For many, enriched wines are a mystery and nothing that one should enjoy as a wine connoisseur. However, Lillet is one of the often undiscovered gems of French winemaking classed as an aromatized wine made from a combination of Bordeaux grapes and various liqueurs. The fortification process adds strength to the blend which usually ranks around the 17 percent mark.
The Lillet blend
The production of Lillet as an alcoholic drink has a long history and the producer Lillet Frères SAS is based in the French region of Bordeaux, where most of the grapes for this drink are produced. Lillet is considered a flavoured drink, which means that the grape juice is mixed with various liqueurs to create a unique blend that can be enjoyed by a variety of people.
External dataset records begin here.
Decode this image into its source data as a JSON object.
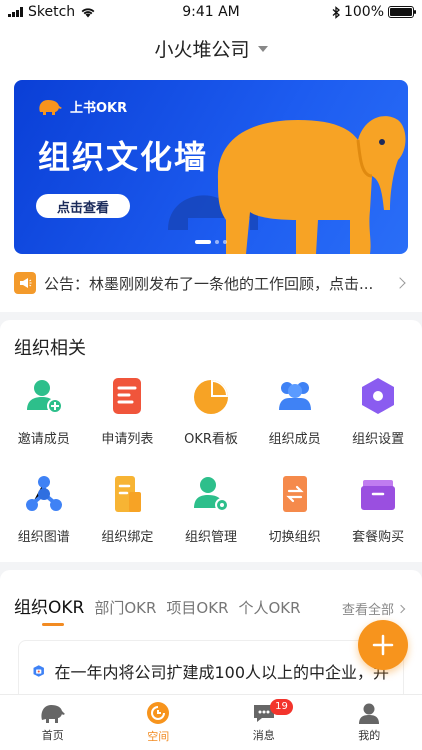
{
  "status_bar": {
    "carrier": "Sketch",
    "time": "9:41 AM",
    "battery": "100%"
  },
  "header": {
    "title": "小火堆公司"
  },
  "banner": {
    "brand": "上书OKR",
    "headline": "组织文化墙",
    "cta": "点击查看",
    "slide_count": 3,
    "active_slide": 1
  },
  "notice": {
    "text": "公告：林墨刚刚发布了一条他的工作回顾，点击..."
  },
  "org": {
    "title": "组织相关",
    "items": [
      {
        "label": "邀请成员",
        "icon": "invite-member-icon"
      },
      {
        "label": "申请列表",
        "icon": "application-list-icon"
      },
      {
        "label": "OKR看板",
        "icon": "okr-board-icon"
      },
      {
        "label": "组织成员",
        "icon": "org-members-icon"
      },
      {
        "label": "组织设置",
        "icon": "org-settings-icon"
      },
      {
        "label": "组织图谱",
        "icon": "org-graph-icon"
      },
      {
        "label": "组织绑定",
        "icon": "org-bind-icon"
      },
      {
        "label": "组织管理",
        "icon": "org-manage-icon"
      },
      {
        "label": "切换组织",
        "icon": "switch-org-icon"
      },
      {
        "label": "套餐购买",
        "icon": "package-buy-icon"
      }
    ]
  },
  "okr": {
    "tabs": [
      "组织OKR",
      "部门OKR",
      "项目OKR",
      "个人OKR"
    ],
    "view_all": "查看全部",
    "goal": "在一年内将公司扩建成100人以上的中企业，并"
  },
  "tabbar": {
    "items": [
      {
        "label": "首页"
      },
      {
        "label": "空间"
      },
      {
        "label": "消息",
        "badge": "19"
      },
      {
        "label": "我的"
      }
    ]
  },
  "colors": {
    "accent": "#F28B22",
    "banner_blue": "#1D5CF0",
    "badge_red": "#F3342C"
  }
}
The base for the liqueurs are oranges, for example, whose peel is used to create individual flavours and smells. Common flavours and fruits used to make Lillet include oranges with sweet varieties, usually from Spain and Morocco, and bitter green peel from Haiti.
When to drink Lillet?
This alcoholic drink is usually used as an aperitif meaning it is a pre-meal drink enjoyed by individuals as they prepare to eat. In the 21st-century, Lillet is also used to create a range of sweet, summery cocktails created to bring new flavors to classic mixed drinks.
The long history of Lillet
The history of Lilet dates back to 1872 when the distillery of brothers Paul and Raymond Lillet opened in the Bordeaux region of France. By the mid-1880s, the brothers had developed their classic Kina Lillet which was flavored with Quinine and gave the wines their title of tonic wine. By 1985, the use of Quinine had become difficult for most makers and led to the removal of this controversial and bitter tasting ingredient.